Carly E. Middleton, Ph.D. Student, Department of Biostatistics and Bioinformatics, University of Louisville

"Assessment of positive selection across SARS-CoV-2 variants via maximum likelihood approaches and a continuous-time approximation to the Wright-Fisher diffusion model"

Study of the genome of the SARS-CoV-2 virus, particularly with regard to understanding evolution of the virus, is crucial for managing the COVID-19 pandemic. To this end, we sample viral genomes from the online GISAID repository and use several of the maximum likelihood approaches implemented in the open source program PAML to assess evidence for positive selection in the protein-coding regions of the SARS-CoV-2 genome.

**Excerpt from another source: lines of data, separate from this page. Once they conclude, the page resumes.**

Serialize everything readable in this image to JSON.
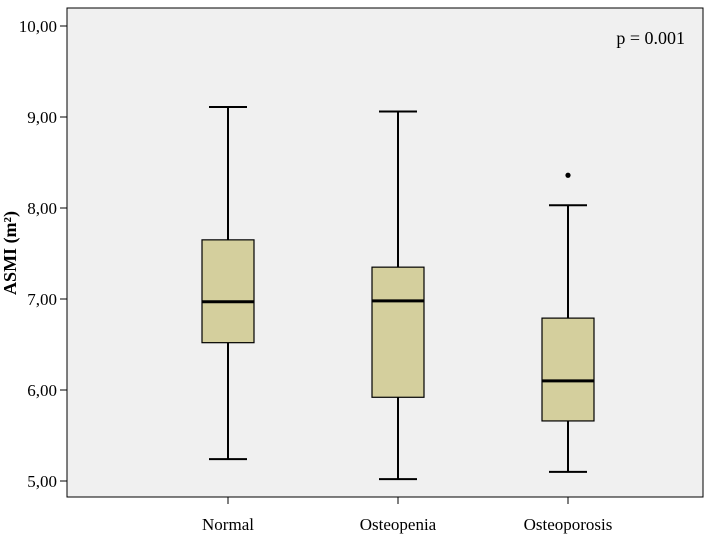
{
  "chart_data": {
    "type": "boxplot",
    "title": "",
    "xlabel": "",
    "ylabel": "ASMI (m²)",
    "ylim": [
      5.0,
      10.0
    ],
    "y_ticks": [
      "5,00",
      "6,00",
      "7,00",
      "8,00",
      "9,00",
      "10,00"
    ],
    "y_tick_values": [
      5,
      6,
      7,
      8,
      9,
      10
    ],
    "grid": false,
    "categories": [
      "Normal",
      "Osteopenia",
      "Osteoporosis"
    ],
    "boxes": [
      {
        "category": "Normal",
        "whisker_low": 5.24,
        "q1": 6.52,
        "median": 6.97,
        "q3": 7.65,
        "whisker_high": 9.11,
        "outliers": []
      },
      {
        "category": "Osteopenia",
        "whisker_low": 5.02,
        "q1": 5.92,
        "median": 6.98,
        "q3": 7.35,
        "whisker_high": 9.06,
        "outliers": []
      },
      {
        "category": "Osteoporosis",
        "whisker_low": 5.1,
        "q1": 5.66,
        "median": 6.1,
        "q3": 6.79,
        "whisker_high": 8.03,
        "outliers": [
          8.36
        ]
      }
    ],
    "annotation": "p = 0.001",
    "colors": {
      "plot_background": "#f0f0f0",
      "box_fill": "#d4cf9d",
      "stroke": "#000000"
    }
  }
}
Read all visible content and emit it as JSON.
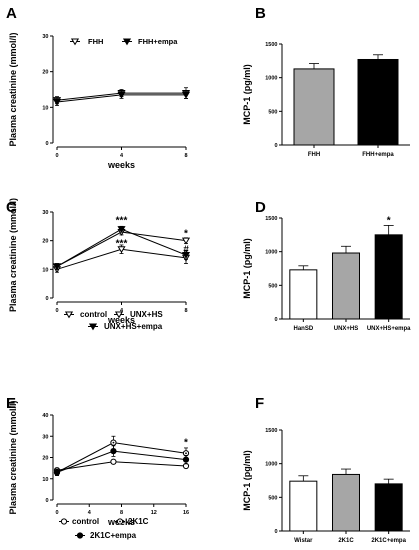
{
  "chart_data": [
    {
      "panel": "A",
      "type": "line",
      "xlabel": "weeks",
      "ylabel": "Plasma creatinine (mmol/l)",
      "xlim": [
        0,
        8
      ],
      "ylim": [
        0,
        30
      ],
      "xticks": [
        0,
        4,
        8
      ],
      "yticks": [
        0,
        10,
        20,
        30
      ],
      "legend": "top-left",
      "series": [
        {
          "name": "FHH",
          "marker": "triangle-down-open",
          "x": [
            0,
            4,
            8
          ],
          "y": [
            12,
            14,
            14
          ],
          "err": [
            1,
            1,
            1.5
          ]
        },
        {
          "name": "FHH+empa",
          "marker": "triangle-down-filled",
          "x": [
            0,
            4,
            8
          ],
          "y": [
            11.5,
            13.5,
            13.5
          ],
          "err": [
            1,
            1,
            1
          ]
        }
      ],
      "annotations": []
    },
    {
      "panel": "B",
      "type": "bar",
      "ylabel": "MCP-1 (pg/ml)",
      "ylim": [
        0,
        1500
      ],
      "yticks": [
        0,
        500,
        1000,
        1500
      ],
      "categories": [
        "FHH",
        "FHH+empa"
      ],
      "values": [
        1130,
        1270
      ],
      "errors": [
        80,
        70
      ],
      "colors": [
        "#a6a6a6",
        "#000000"
      ],
      "annotations": []
    },
    {
      "panel": "C",
      "type": "line",
      "xlabel": "weeks",
      "ylabel": "Plasma creatinine (mmol/l)",
      "xlim": [
        0,
        8
      ],
      "ylim": [
        0,
        30
      ],
      "xticks": [
        0,
        4,
        8
      ],
      "yticks": [
        0,
        10,
        20,
        30
      ],
      "legend": "bottom",
      "series": [
        {
          "name": "control",
          "marker": "triangle-down-open",
          "x": [
            0,
            4,
            8
          ],
          "y": [
            10,
            17,
            14
          ],
          "err": [
            1,
            1.5,
            2
          ]
        },
        {
          "name": "UNX+HS",
          "marker": "triangle-down-open",
          "x": [
            0,
            4,
            8
          ],
          "y": [
            11,
            23,
            20
          ],
          "err": [
            1,
            1,
            1
          ]
        },
        {
          "name": "UNX+HS+empa",
          "marker": "triangle-down-filled",
          "x": [
            0,
            4,
            8
          ],
          "y": [
            11,
            24,
            15
          ],
          "err": [
            1,
            1,
            1.5
          ]
        }
      ],
      "annotations": [
        {
          "text": "***",
          "x": 4,
          "y": 27
        },
        {
          "text": "***",
          "x": 4,
          "y": 19
        },
        {
          "text": "*",
          "x": 8,
          "y": 22.5
        },
        {
          "text": "#",
          "x": 8,
          "y": 17
        }
      ]
    },
    {
      "panel": "D",
      "type": "bar",
      "ylabel": "MCP-1 (pg/ml)",
      "ylim": [
        0,
        1500
      ],
      "yticks": [
        0,
        500,
        1000,
        1500
      ],
      "categories": [
        "HanSD",
        "UNX+HS",
        "UNX+HS+empa"
      ],
      "values": [
        730,
        980,
        1250
      ],
      "errors": [
        60,
        100,
        140
      ],
      "colors": [
        "#ffffff",
        "#a6a6a6",
        "#000000"
      ],
      "annotations": [
        {
          "text": "*",
          "category": "UNX+HS+empa"
        }
      ]
    },
    {
      "panel": "E",
      "type": "line",
      "xlabel": "weeks",
      "ylabel": "Plasma creatinine (mmol/l)",
      "xlim": [
        0,
        16
      ],
      "ylim": [
        0,
        40
      ],
      "xticks": [
        0,
        4,
        8,
        12,
        16
      ],
      "yticks": [
        0,
        10,
        20,
        30,
        40
      ],
      "legend": "bottom",
      "series": [
        {
          "name": "control",
          "marker": "circle-open",
          "x": [
            0,
            7,
            16
          ],
          "y": [
            14,
            18,
            16
          ],
          "err": [
            1,
            0.5,
            0.5
          ]
        },
        {
          "name": "2K1C",
          "marker": "circle-open-dot",
          "x": [
            0,
            7,
            16
          ],
          "y": [
            13,
            27,
            22
          ],
          "err": [
            1.5,
            3,
            2.5
          ]
        },
        {
          "name": "2K1C+empa",
          "marker": "circle-filled",
          "x": [
            0,
            7,
            16
          ],
          "y": [
            13,
            23,
            19
          ],
          "err": [
            1.5,
            2.5,
            2
          ]
        }
      ],
      "annotations": [
        {
          "text": "*",
          "x": 16,
          "y": 27
        }
      ]
    },
    {
      "panel": "F",
      "type": "bar",
      "ylabel": "MCP-1 (pg/ml)",
      "ylim": [
        0,
        1500
      ],
      "yticks": [
        0,
        500,
        1000,
        1500
      ],
      "categories": [
        "Wistar",
        "2K1C",
        "2K1C+empa"
      ],
      "values": [
        740,
        840,
        700
      ],
      "errors": [
        80,
        80,
        70
      ],
      "colors": [
        "#ffffff",
        "#a6a6a6",
        "#000000"
      ],
      "annotations": []
    }
  ]
}
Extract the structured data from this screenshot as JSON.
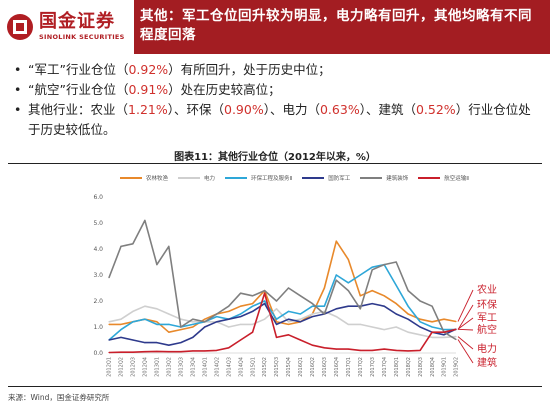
{
  "header": {
    "logo_cn": "国金证券",
    "logo_en": "SINOLINK SECURITIES",
    "title": "其他：军工仓位回升较为明显，电力略有回升，其他均略有不同程度回落"
  },
  "bullets": [
    {
      "parts": [
        "“军工”行业仓位（",
        "0.92%",
        "）有所回升，处于历史中位；"
      ]
    },
    {
      "parts": [
        "“航空”行业仓位（",
        "0.91%",
        "）处在历史较高位；"
      ]
    },
    {
      "parts": [
        "其他行业：农业（",
        "1.21%",
        "）、环保（",
        "0.90%",
        "）、电力（",
        "0.63%",
        "）、建筑（",
        "0.52%",
        "）行业仓位处于历史较低位。"
      ]
    }
  ],
  "chart_data": {
    "type": "line",
    "title": "图表11：其他行业仓位（2012年以来，%）",
    "x": [
      "2012Q1",
      "2012Q2",
      "2012Q3",
      "2012Q4",
      "2013Q1",
      "2013Q2",
      "2013Q3",
      "2013Q4",
      "2014Q1",
      "2014Q2",
      "2014Q3",
      "2014Q4",
      "2015Q1",
      "2015Q2",
      "2015Q3",
      "2015Q4",
      "2016Q1",
      "2016Q2",
      "2016Q3",
      "2016Q4",
      "2017Q1",
      "2017Q2",
      "2017Q3",
      "2017Q4",
      "2018Q1",
      "2018Q2",
      "2018Q3",
      "2018Q4",
      "2019Q1",
      "2019Q2"
    ],
    "tick_labels": [
      "2012Q1",
      "2012Q2",
      "2012Q3",
      "2012Q4",
      "2013Q1",
      "2013Q2",
      "2013Q3",
      "2013Q4",
      "2014Q1",
      "2014Q2",
      "2014Q3",
      "2014Q4",
      "2015Q1",
      "2015Q2",
      "2015Q3",
      "2015Q4",
      "2016Q1",
      "2016Q2",
      "2016Q3",
      "2016Q4",
      "2017Q1",
      "2017Q2",
      "2017Q3",
      "2017Q4",
      "2018Q1",
      "2018Q2",
      "2018Q3",
      "2018Q4",
      "2019Q1",
      "2019Q2"
    ],
    "ylim": [
      0,
      6
    ],
    "yticks": [
      "0.0",
      "1.0",
      "2.0",
      "3.0",
      "4.0",
      "5.0",
      "6.0"
    ],
    "legend_position": "top",
    "series": [
      {
        "name": "农林牧渔",
        "color": "#e8892b",
        "values": [
          1.1,
          1.1,
          1.2,
          1.3,
          1.2,
          0.8,
          0.9,
          1.0,
          1.3,
          1.5,
          1.6,
          1.8,
          1.9,
          2.4,
          1.2,
          1.1,
          1.2,
          1.5,
          2.5,
          4.3,
          3.6,
          2.2,
          2.4,
          2.2,
          1.9,
          1.5,
          1.3,
          1.2,
          1.3,
          1.21
        ]
      },
      {
        "name": "电力",
        "color": "#cfcfcf",
        "values": [
          1.2,
          1.3,
          1.6,
          1.8,
          1.7,
          1.5,
          1.3,
          1.2,
          1.2,
          1.2,
          1.0,
          1.1,
          1.1,
          1.3,
          1.7,
          1.2,
          1.3,
          1.5,
          1.6,
          1.4,
          1.1,
          1.1,
          1.0,
          0.9,
          1.0,
          0.8,
          0.7,
          0.6,
          0.6,
          0.63
        ]
      },
      {
        "name": "环保工程及服务Ⅱ",
        "color": "#2ea7d8",
        "values": [
          0.5,
          0.9,
          1.2,
          1.3,
          1.1,
          1.1,
          1.0,
          1.1,
          1.2,
          1.4,
          1.3,
          1.5,
          1.8,
          2.0,
          1.3,
          1.6,
          1.5,
          1.8,
          1.8,
          3.0,
          2.7,
          3.0,
          3.3,
          3.4,
          2.6,
          1.8,
          1.2,
          1.0,
          0.9,
          0.9
        ]
      },
      {
        "name": "国防军工",
        "color": "#2e3a8c",
        "values": [
          0.5,
          0.6,
          0.5,
          0.4,
          0.4,
          0.3,
          0.4,
          0.6,
          1.0,
          1.2,
          1.3,
          1.4,
          1.6,
          1.9,
          1.1,
          1.3,
          1.2,
          1.4,
          1.5,
          1.7,
          1.8,
          1.8,
          1.9,
          1.8,
          1.5,
          1.3,
          1.0,
          0.8,
          0.7,
          0.92
        ]
      },
      {
        "name": "建筑装饰",
        "color": "#7f7f7f",
        "values": [
          2.9,
          4.1,
          4.2,
          5.1,
          3.4,
          4.1,
          1.0,
          1.3,
          1.2,
          1.5,
          1.8,
          2.3,
          2.2,
          2.4,
          2.0,
          2.5,
          2.2,
          1.9,
          1.5,
          2.8,
          2.4,
          1.7,
          3.2,
          3.4,
          3.5,
          2.4,
          2.0,
          1.8,
          0.8,
          0.52
        ]
      },
      {
        "name": "航空运输Ⅱ",
        "color": "#c91f2b",
        "values": [
          0.02,
          0.03,
          0.03,
          0.05,
          0.06,
          0.05,
          0.05,
          0.08,
          0.08,
          0.1,
          0.2,
          0.5,
          0.8,
          2.3,
          0.6,
          0.7,
          0.5,
          0.3,
          0.2,
          0.15,
          0.15,
          0.1,
          0.1,
          0.15,
          0.1,
          0.08,
          0.1,
          0.8,
          0.8,
          0.91
        ]
      }
    ],
    "annotations": [
      {
        "text": "农业",
        "series": "农林牧渔"
      },
      {
        "text": "环保",
        "series": "环保工程及服务Ⅱ"
      },
      {
        "text": "军工",
        "series": "国防军工"
      },
      {
        "text": "航空",
        "series": "航空运输Ⅱ"
      },
      {
        "text": "电力",
        "series": "电力"
      },
      {
        "text": "建筑",
        "series": "建筑装饰"
      }
    ]
  },
  "source": "来源：Wind，国金证券研究所"
}
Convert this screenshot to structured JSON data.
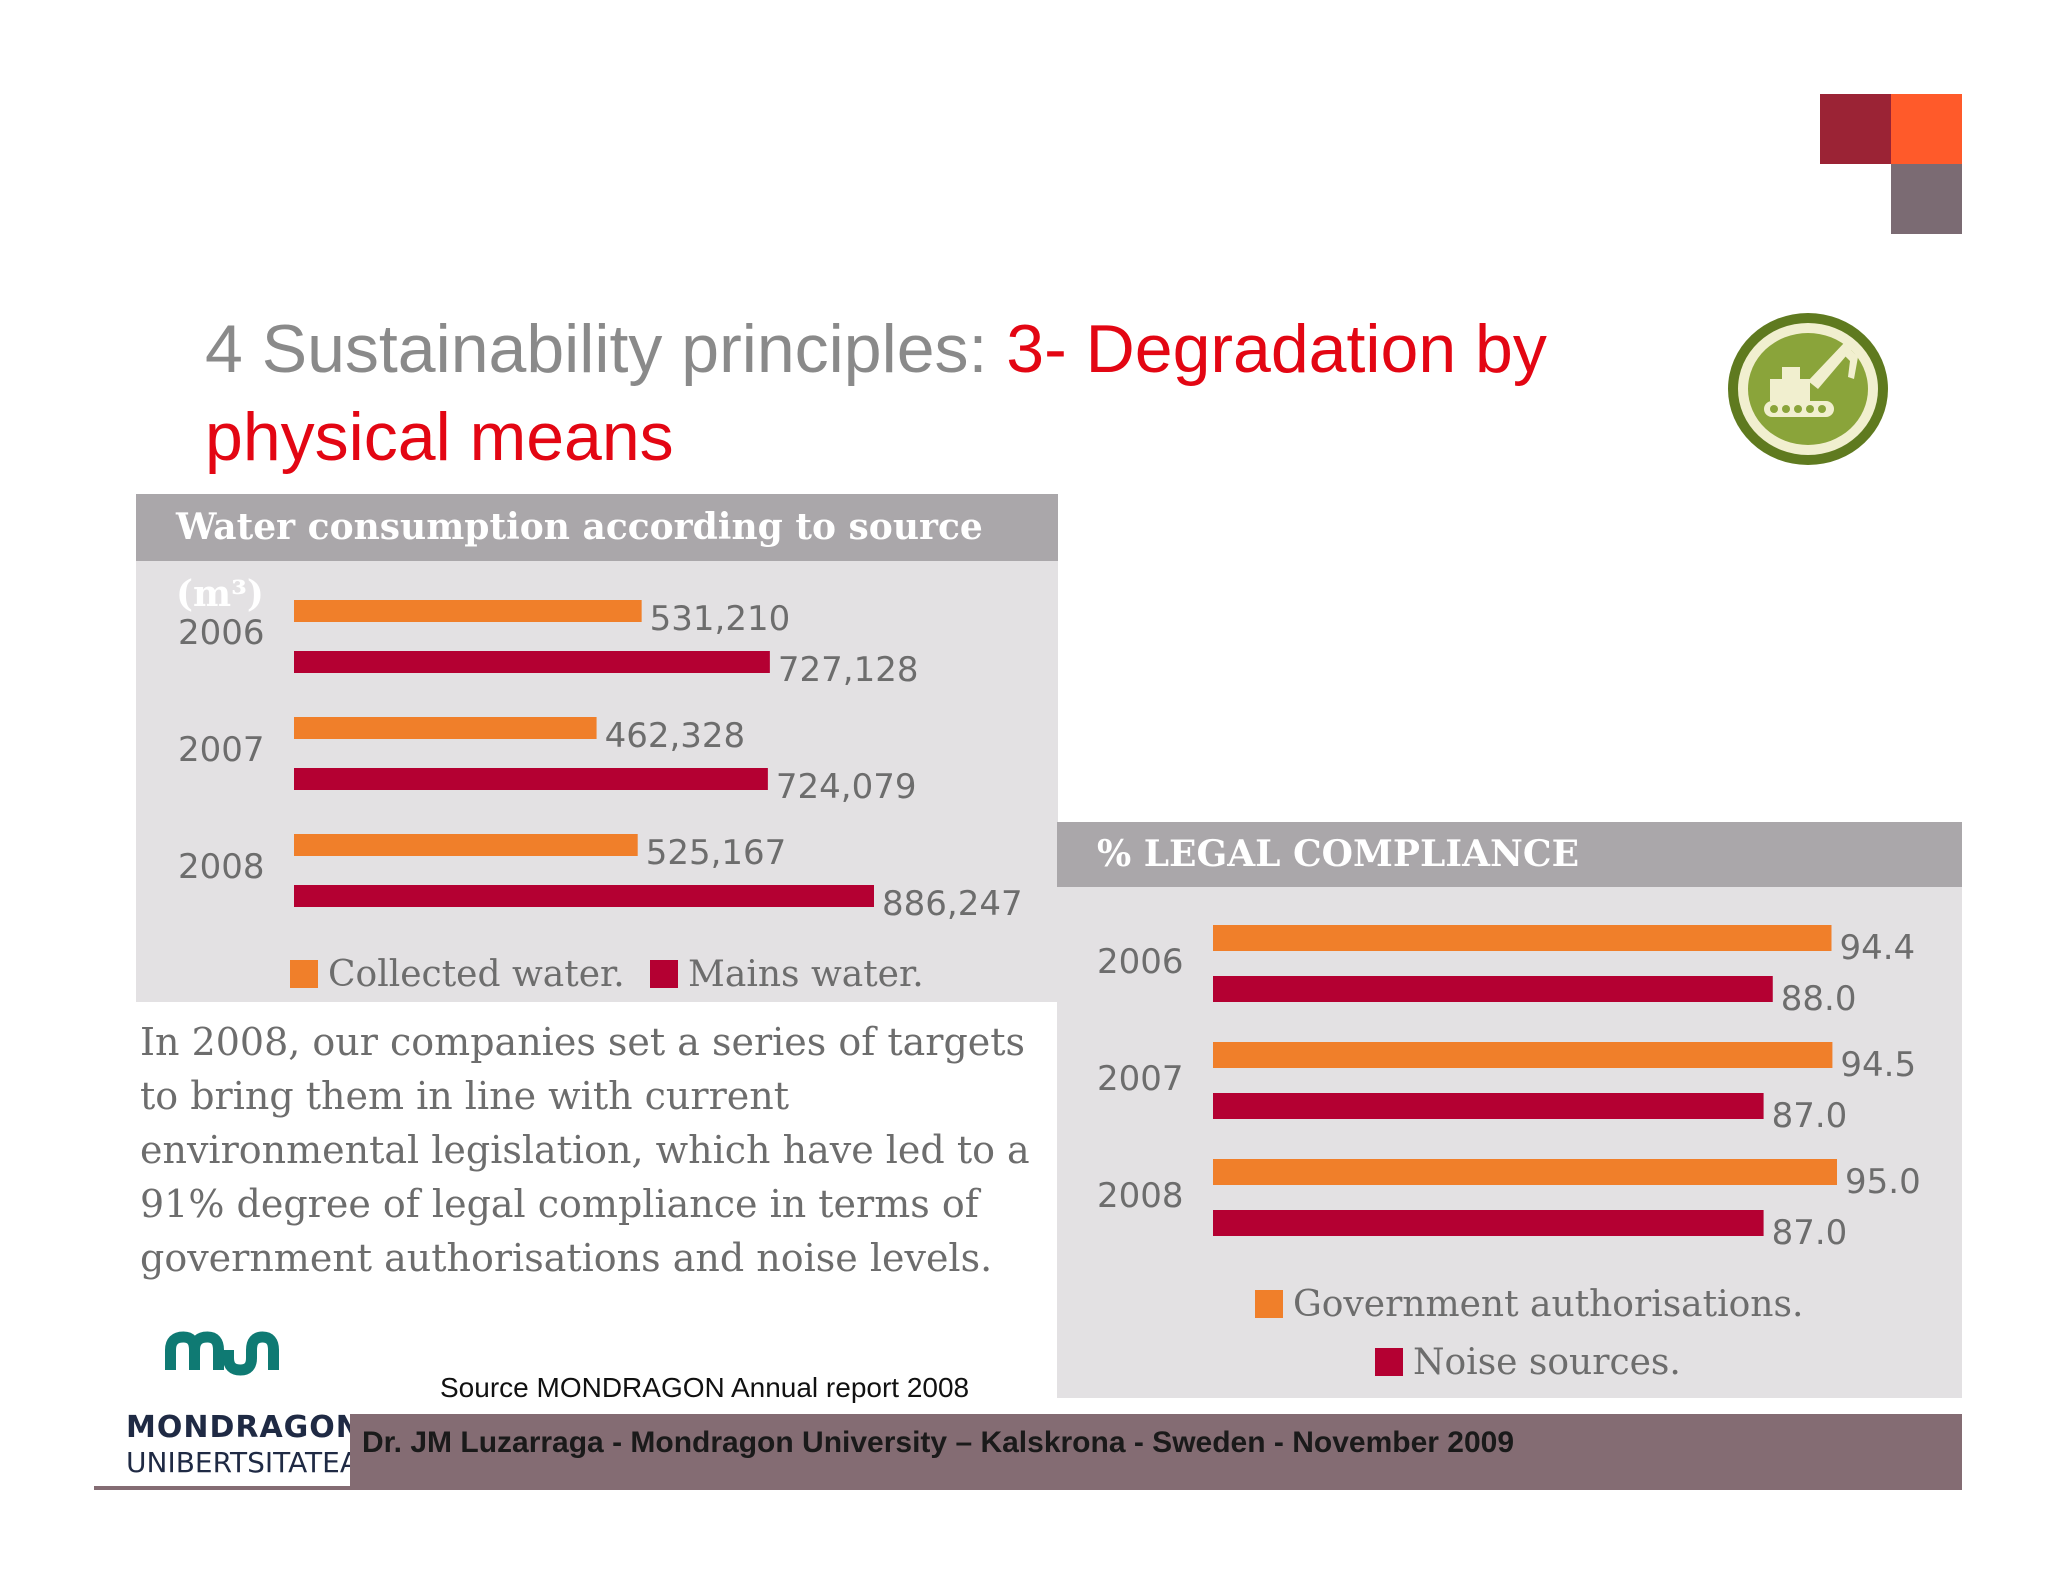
{
  "slide": {
    "title_plain": "4 Sustainability principles: ",
    "title_accent_line1": "3- Degradation by",
    "title_accent_line2": "physical means",
    "paragraph": "In 2008, our companies set a series of targets to bring them in line with current environmental legislation, which have led to a 91% degree of legal compliance in terms of government authorisations and noise levels.",
    "source": "Source MONDRAGON Annual report 2008",
    "footer": "Dr. JM Luzarraga - Mondragon University – Kalskrona - Sweden - November 2009",
    "logo_line1": "MONDRAGON",
    "logo_line2": "UNIBERTSITATEA",
    "icon": "excavator-badge-icon",
    "colors": {
      "orange": "#f07f2a",
      "crimson": "#b40032",
      "title_accent": "#e30613"
    }
  },
  "chart_data": [
    {
      "type": "bar",
      "orientation": "horizontal",
      "title": "Water consumption according to source (m³)",
      "categories": [
        "2006",
        "2007",
        "2008"
      ],
      "series": [
        {
          "name": "Collected water.",
          "color": "#f07f2a",
          "values": [
            531210,
            462328,
            525167
          ],
          "labels": [
            "531,210",
            "462,328",
            "525,167"
          ]
        },
        {
          "name": "Mains water.",
          "color": "#b40032",
          "values": [
            727128,
            724079,
            886247
          ],
          "labels": [
            "727,128",
            "724,079",
            "886,247"
          ]
        }
      ],
      "xlim": [
        0,
        900000
      ],
      "legend": "bottom",
      "grid": false
    },
    {
      "type": "bar",
      "orientation": "horizontal",
      "title": "% LEGAL COMPLIANCE",
      "categories": [
        "2006",
        "2007",
        "2008"
      ],
      "series": [
        {
          "name": "Government authorisations.",
          "color": "#f07f2a",
          "values": [
            94.4,
            94.5,
            95.0
          ],
          "labels": [
            "94.4",
            "94.5",
            "95.0"
          ]
        },
        {
          "name": "Noise sources.",
          "color": "#b40032",
          "values": [
            88.0,
            87.0,
            87.0
          ],
          "labels": [
            "88.0",
            "87.0",
            "87.0"
          ]
        }
      ],
      "legend": "bottom",
      "grid": false
    }
  ]
}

Across all major variants identified by June 2021, we find limited evidence for positive selection. In particular, we identify positive selection in a small proportion of sites (5-15%) in the protein-coding region of the spike protein across variants. Most other variants did not show a strong signal for positive selection overall, though there were indications of positive selection in the Delta and Kappa variants for the nucleocapsid protein. We additionally use a forward selection procedure to fit a model that allows branch-specific estimates of selection along a phylogeny relating the variants, and find that there is variation in the selective pressure across variants for the spike protein. We then test for positive selection within variants again, this time utilizing an allele frequency approach employed by a continuous-time approximation to the Wright-Fisher diffusion model. Our results from both methods of selection identification highlight the utility of computational approaches for identifying genomic regions under selection.